I mean, can you imagine Tom Cruise or Hugh Grant going on national TV after a huge controversy such as this, pulling out a bottle of suspect product from the assembly line and taking a swig? And asking the US or British public to “trust” the product, to let their children quaff it, on the basis of a set-up ad in which, in these days of digital colour-manipulation, the hero-dude could be drinking anything from cranberry juice to the best Pinot Noir wine? No, this can only happen in a media-republic that is even more Banana than the US, a country like India, which is one of the few large economies where the Pesti-Colas can still hope to expand their markets.

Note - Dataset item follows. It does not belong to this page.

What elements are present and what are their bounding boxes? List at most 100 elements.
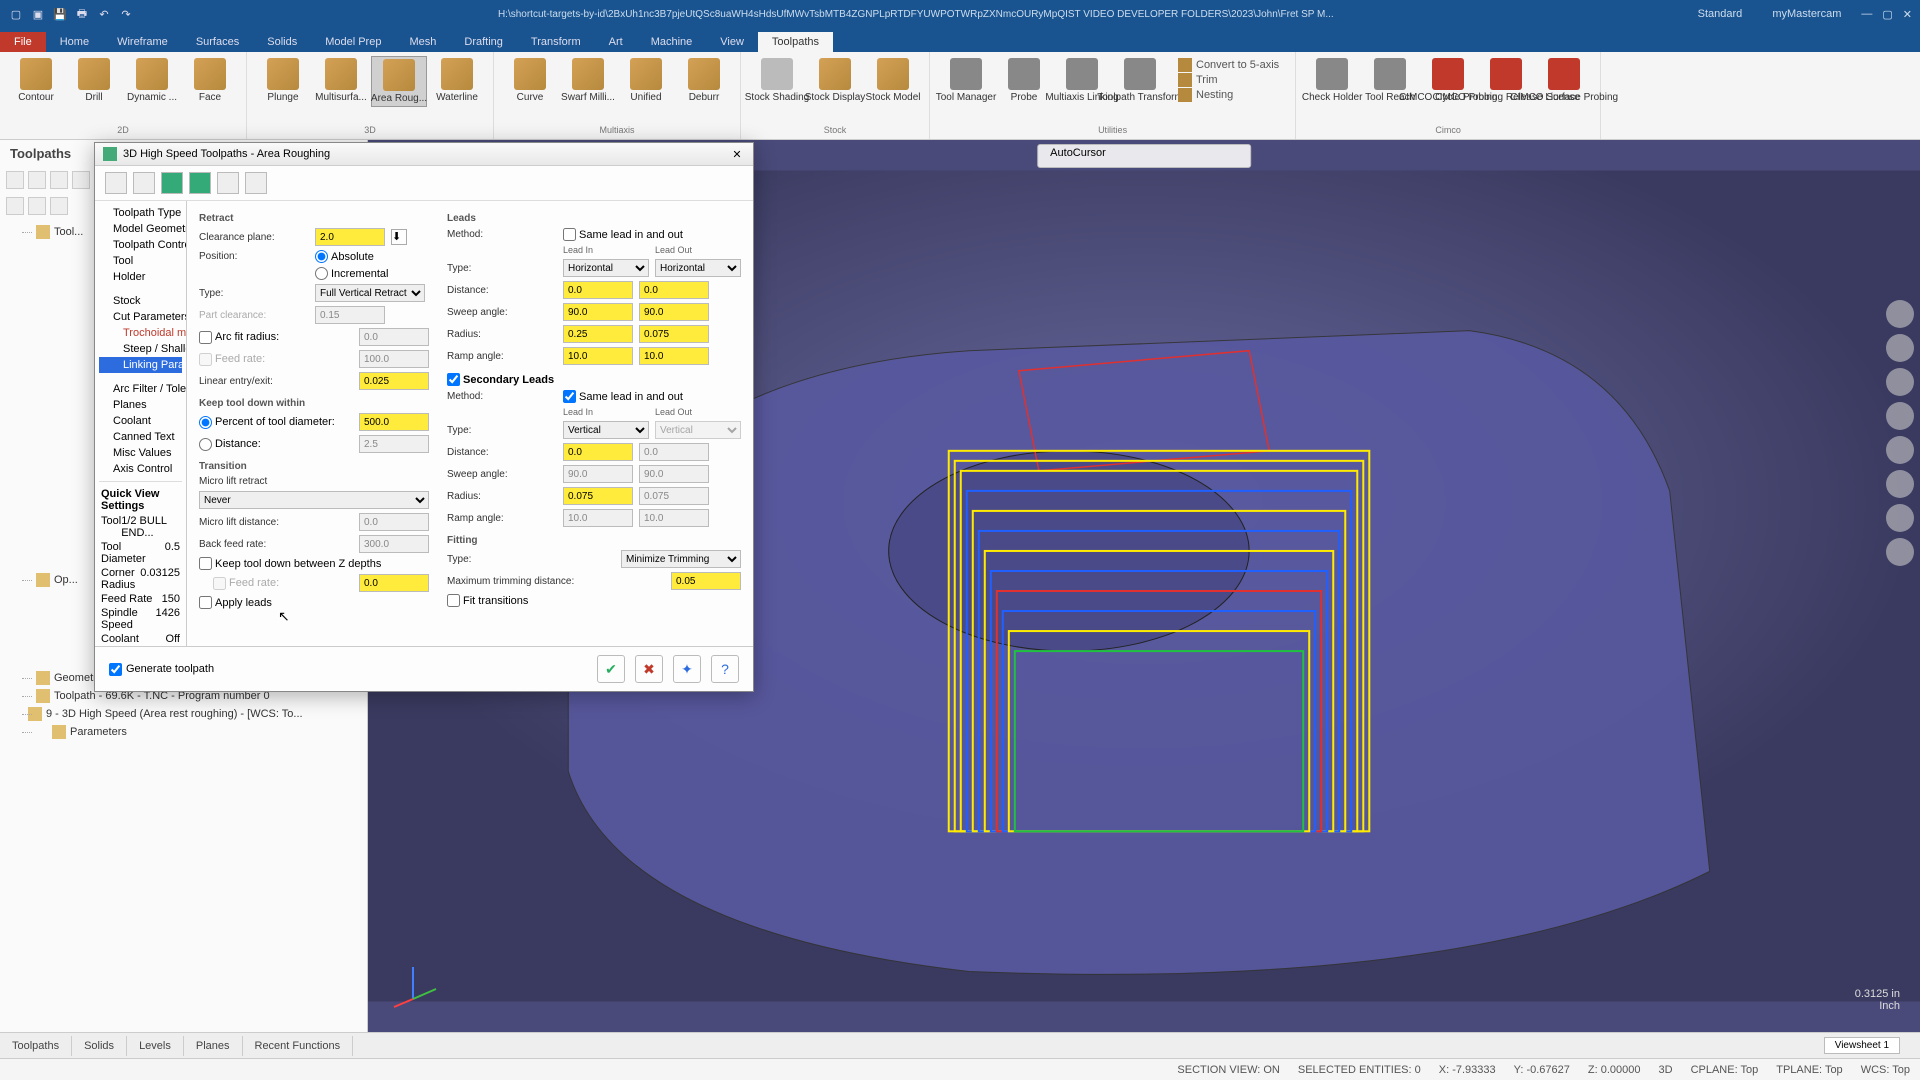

But, as General Purveys Bu-Sharbat could tell you, one of the joys of living in a vast kola-bagan, in a nation resting on a grid of banana stalks, is that you never know which way which monkey will jump. Let’s take the tune of SRK’s “Oye Oye Bubbly” song and dub in new words which doff hat at Heptachloride, one of the poisonous elements found in the Chemi-Colas: “Oye oye Hepta, Oye Hepta, be my Cholride, Hepta!”, and, as we hum this ditty, let’s catch the ricochet of a question: given that Amir Khan is backing Coke (pronounced “Cawk” in Gujarati), will Narendra Modi now ban all the company’s products from the “pure” state of Gujarat? And what about Shah Rukh, he of the equally suspect surname? Are his loyalties to Bharat Mata or to the purveyors of Peptic-Ulca? The ban won’t happen, of course, but it would have been an interesting test of the country’s moral ground-water.